By Corbett B. Daly and Kevin Drawbaugh

WASHINGTON (Reuters) - The former chief of Fannie Mae, the top U.S. mortgage finance company whose purchase of risky home loans led to a massive government bailout, on Friday apologized for the company's failings, though he defended the lavish compensation of top executives as necessary.

Even as Daniel Mudd, who was ousted as chief executive when government regulators seized Fannie Mae in September 2008, accepted responsibility, he said the company's business model created an unmanageable situation.

"I was the CEO of the company and I accept responsibility for everything that happened on my watch," Mudd said at a hearing before a congressional investigative panel assigned to probe the origins of the 2007-2009 financial crisis.

A former government regulator who oversaw Fannie and its sister firm Freddie Mac gave a more blistering assessment.

Fannie Mae, along with Freddie Mac, was placed under the control of regulators when its business was in disarray and the U.S. housing market was in free-fall.

The two companies have so far received more than $125 billion in direct government support, and have said more aid will be needed. The Treasury Department has pledged to backstop their losses through 2012, without limits.

The spectacular failures of the two firms -- both government-sponsored enterprises (GSEs) created to expand mortgage finance but which operated as private, profit-making companies -- marked a turning point in their controversial history and in the U.S. housing market.

Congress and the Obama administration, consumed for the past two years with shoring up Wall Street and the banking system, have barely begun to figure out how to fix the GSEs, which own or guarantee half of all U.S. residential mortgages.

"The Fannie and Freddie model of publicly traded and privately held government-chartered companies is inherently flawed," said Armando Falcon, former regulator of the two companies in testimony following Mudd's at the hearing held by Congress' Financial Crisis Inquiry Commission.

Falcon, former director of the defunct U.S. Office of Federal Housing Enterprise Oversight, said the present set-up gives the GSEs "market and political power that ... breeds arrogance, greed, excessive risk taking and abuse."

Falcon and his successor, James Lockhart, told the panel that Fannie and Freddie used their octopus-like reach in Washington to ensure that any regulations regarding their business would not impact their ability to make massive profits during the boom years.

COMMISSION PROBES SECURITIZATION BREAKDOWN

Organized by Congress, the commission has held three days of public hearings, focusing on the breakdown of the home mortgage securitization market and its role in triggering a crisis of confidence that paralyzed global banking in 2008 and tipped the U.S. economy into a deep and long recession.

At the outset of Friday's hearing, Mudd apologized and accepted blame.
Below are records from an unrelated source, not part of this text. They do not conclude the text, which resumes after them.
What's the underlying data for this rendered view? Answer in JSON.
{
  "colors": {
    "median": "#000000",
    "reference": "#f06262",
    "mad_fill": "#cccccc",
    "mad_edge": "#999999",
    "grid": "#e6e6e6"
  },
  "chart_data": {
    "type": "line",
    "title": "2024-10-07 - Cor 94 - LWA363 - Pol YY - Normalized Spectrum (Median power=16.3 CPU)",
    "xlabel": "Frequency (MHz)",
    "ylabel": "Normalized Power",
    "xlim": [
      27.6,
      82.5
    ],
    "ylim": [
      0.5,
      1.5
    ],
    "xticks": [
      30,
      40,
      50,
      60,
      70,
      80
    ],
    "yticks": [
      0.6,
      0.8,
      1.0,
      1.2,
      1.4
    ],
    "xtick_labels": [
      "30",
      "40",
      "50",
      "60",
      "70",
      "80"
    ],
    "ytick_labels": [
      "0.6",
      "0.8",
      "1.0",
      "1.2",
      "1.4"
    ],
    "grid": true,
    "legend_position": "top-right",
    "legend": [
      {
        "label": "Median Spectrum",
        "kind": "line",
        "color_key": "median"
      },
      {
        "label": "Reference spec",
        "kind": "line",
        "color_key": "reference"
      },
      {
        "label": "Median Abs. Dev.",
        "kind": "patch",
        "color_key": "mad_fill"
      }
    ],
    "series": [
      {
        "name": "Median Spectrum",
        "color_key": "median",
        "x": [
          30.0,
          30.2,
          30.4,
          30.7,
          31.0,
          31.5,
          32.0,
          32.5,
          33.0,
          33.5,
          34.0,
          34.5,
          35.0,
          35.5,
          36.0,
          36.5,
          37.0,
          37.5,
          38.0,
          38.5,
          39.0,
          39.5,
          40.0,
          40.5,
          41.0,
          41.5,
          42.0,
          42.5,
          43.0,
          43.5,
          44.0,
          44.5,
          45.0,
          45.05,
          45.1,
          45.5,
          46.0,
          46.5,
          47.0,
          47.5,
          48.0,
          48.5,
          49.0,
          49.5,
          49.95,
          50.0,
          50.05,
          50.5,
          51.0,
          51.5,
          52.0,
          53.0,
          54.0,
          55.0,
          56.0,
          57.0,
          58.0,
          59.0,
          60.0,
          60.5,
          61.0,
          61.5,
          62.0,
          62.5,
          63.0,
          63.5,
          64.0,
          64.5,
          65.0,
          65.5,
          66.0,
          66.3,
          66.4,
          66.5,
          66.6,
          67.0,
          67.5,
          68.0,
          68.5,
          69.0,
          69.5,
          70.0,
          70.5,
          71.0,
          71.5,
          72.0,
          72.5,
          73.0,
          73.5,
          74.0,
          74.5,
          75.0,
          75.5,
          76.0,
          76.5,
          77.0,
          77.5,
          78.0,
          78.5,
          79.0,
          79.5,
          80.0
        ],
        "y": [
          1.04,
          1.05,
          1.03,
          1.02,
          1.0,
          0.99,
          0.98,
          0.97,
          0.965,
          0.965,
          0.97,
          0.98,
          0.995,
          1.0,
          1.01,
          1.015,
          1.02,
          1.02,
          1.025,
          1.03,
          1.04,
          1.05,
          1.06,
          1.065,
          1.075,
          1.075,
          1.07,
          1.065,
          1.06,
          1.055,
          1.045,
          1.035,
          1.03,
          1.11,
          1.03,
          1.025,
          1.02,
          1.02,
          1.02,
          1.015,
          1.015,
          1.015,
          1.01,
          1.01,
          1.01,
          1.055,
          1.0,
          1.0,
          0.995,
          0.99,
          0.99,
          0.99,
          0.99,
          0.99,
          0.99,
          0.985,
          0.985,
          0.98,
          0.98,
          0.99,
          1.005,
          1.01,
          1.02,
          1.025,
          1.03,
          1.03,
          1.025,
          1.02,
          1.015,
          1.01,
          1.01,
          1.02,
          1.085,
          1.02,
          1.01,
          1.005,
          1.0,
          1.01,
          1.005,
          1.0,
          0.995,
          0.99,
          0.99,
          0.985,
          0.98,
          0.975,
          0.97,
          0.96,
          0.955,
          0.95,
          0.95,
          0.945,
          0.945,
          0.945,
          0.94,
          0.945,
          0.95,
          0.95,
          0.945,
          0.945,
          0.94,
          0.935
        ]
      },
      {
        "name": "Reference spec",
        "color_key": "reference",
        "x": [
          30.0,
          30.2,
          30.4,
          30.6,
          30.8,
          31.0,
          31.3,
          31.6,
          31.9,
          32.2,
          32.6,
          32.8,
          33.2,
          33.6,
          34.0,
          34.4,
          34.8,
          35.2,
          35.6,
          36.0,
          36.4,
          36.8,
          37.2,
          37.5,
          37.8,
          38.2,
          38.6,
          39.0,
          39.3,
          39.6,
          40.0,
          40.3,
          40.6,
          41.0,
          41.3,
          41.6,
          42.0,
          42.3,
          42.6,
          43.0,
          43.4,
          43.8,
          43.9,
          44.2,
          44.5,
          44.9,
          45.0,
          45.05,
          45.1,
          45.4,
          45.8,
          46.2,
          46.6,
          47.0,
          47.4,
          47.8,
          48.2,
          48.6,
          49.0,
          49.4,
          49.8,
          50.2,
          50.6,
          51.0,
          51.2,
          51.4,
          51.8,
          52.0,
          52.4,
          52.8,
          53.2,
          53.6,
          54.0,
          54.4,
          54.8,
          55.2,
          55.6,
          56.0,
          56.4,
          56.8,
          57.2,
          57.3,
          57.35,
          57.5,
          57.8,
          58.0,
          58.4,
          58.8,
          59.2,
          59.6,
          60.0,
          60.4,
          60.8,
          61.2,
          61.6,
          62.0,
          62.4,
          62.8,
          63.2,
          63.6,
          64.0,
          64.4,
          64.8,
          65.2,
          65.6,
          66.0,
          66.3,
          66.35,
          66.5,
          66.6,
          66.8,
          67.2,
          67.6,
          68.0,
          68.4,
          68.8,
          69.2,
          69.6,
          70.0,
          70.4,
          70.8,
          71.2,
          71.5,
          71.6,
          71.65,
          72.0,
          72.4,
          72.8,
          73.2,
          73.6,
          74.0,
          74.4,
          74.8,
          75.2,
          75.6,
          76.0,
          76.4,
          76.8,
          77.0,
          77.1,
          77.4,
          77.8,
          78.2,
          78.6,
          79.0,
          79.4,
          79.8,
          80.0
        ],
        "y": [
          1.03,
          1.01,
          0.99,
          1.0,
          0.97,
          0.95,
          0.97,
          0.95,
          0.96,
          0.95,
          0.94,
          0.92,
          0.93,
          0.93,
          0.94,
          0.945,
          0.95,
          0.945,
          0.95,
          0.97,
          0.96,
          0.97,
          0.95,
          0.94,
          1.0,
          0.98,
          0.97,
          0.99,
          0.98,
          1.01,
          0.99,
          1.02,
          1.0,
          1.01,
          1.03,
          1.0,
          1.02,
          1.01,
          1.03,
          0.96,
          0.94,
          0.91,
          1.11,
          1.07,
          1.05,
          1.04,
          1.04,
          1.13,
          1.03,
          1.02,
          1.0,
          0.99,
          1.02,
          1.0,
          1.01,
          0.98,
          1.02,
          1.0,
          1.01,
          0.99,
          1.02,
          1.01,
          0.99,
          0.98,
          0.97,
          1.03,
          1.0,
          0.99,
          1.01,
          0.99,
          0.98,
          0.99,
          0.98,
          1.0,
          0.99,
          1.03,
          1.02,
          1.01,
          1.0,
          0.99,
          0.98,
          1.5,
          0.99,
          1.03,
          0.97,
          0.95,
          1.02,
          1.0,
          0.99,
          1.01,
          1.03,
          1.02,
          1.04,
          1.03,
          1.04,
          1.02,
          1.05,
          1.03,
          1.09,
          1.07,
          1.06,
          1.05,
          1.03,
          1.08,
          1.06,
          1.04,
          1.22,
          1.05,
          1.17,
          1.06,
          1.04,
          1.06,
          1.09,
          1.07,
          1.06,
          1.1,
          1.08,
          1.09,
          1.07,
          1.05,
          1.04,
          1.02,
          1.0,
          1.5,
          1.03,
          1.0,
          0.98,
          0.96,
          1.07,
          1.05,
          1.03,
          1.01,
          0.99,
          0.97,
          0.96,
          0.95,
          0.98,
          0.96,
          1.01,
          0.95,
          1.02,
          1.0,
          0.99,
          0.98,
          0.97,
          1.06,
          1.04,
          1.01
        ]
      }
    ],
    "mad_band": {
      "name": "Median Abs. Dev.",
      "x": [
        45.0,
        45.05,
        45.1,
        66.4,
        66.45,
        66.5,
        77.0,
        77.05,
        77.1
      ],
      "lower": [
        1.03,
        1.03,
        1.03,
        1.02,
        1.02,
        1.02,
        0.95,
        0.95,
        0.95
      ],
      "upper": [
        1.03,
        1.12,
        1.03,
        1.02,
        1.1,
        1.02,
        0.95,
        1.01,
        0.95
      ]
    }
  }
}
But he said the root cause of the GSEs' problems was their business model.

In a historic home price slump, the firms could not maintain their mandated balance between "financial goals" of growth and profitability, and "mission goals" of providing liquidity and housing finance for low-income Americans, he said.

"I sought to balance the fine points of mission and business insofar as I could understand them, with the support of regulators and policy makers. That was no longer possible by September 6, 2008, and I am sorry for that," he said.

"There have been suggestions that Fannie Mae subordinated its mission to the pursuit of higher profits, but I beg to differ," he said, adding that homeownership rates were too high ahead of the financial crisis.

The commission's chair, Phil Angelides, was skeptical.

"Even today at Fannie Mae, ... I don't think there's been the self-examination that will lead to the real reforms that we need," Angelides told Reuters.

"They borrowed cheaply. They earned on that cheap borrowing, which is much like what the big banks on Wall Street are doing today," he said. "They make profits and they pay themselves huge compensation."

Mudd, who was paid $13.4 million in 2007, told the panel that handsome salaries were necessary to attract and retain top talent.

"The pay for being in a public service organization unfortunately wouldn't be sufficient to attract" experienced people, Mudd said, adding that the compensation was 70 percent of what those employees could get elsewhere.

Three quarters of a "huge amount of money is still a huge amount of money," commissioner Heather Murren shot back.

FINANCIAL REFORMS LACK GSE PLAN

Although analysts expect Congress to send a final bill on tightening regulation of banks and capital markets to President Barack Obama this year, it will lack a plan for reshaping the GSEs.

U.S. Treasury Secretary Timothy Geithner said last month that mortgage finance needs a revamp. The Obama administration is expected to issue for comment on Thursday a series of basic questions about the future of housing finance.

Mudd told the commission that fully privatizing the GSEs is unrealistic and government will have to play some role, considering that roughly 90 percent of home loans today have some sort of governmental involvement.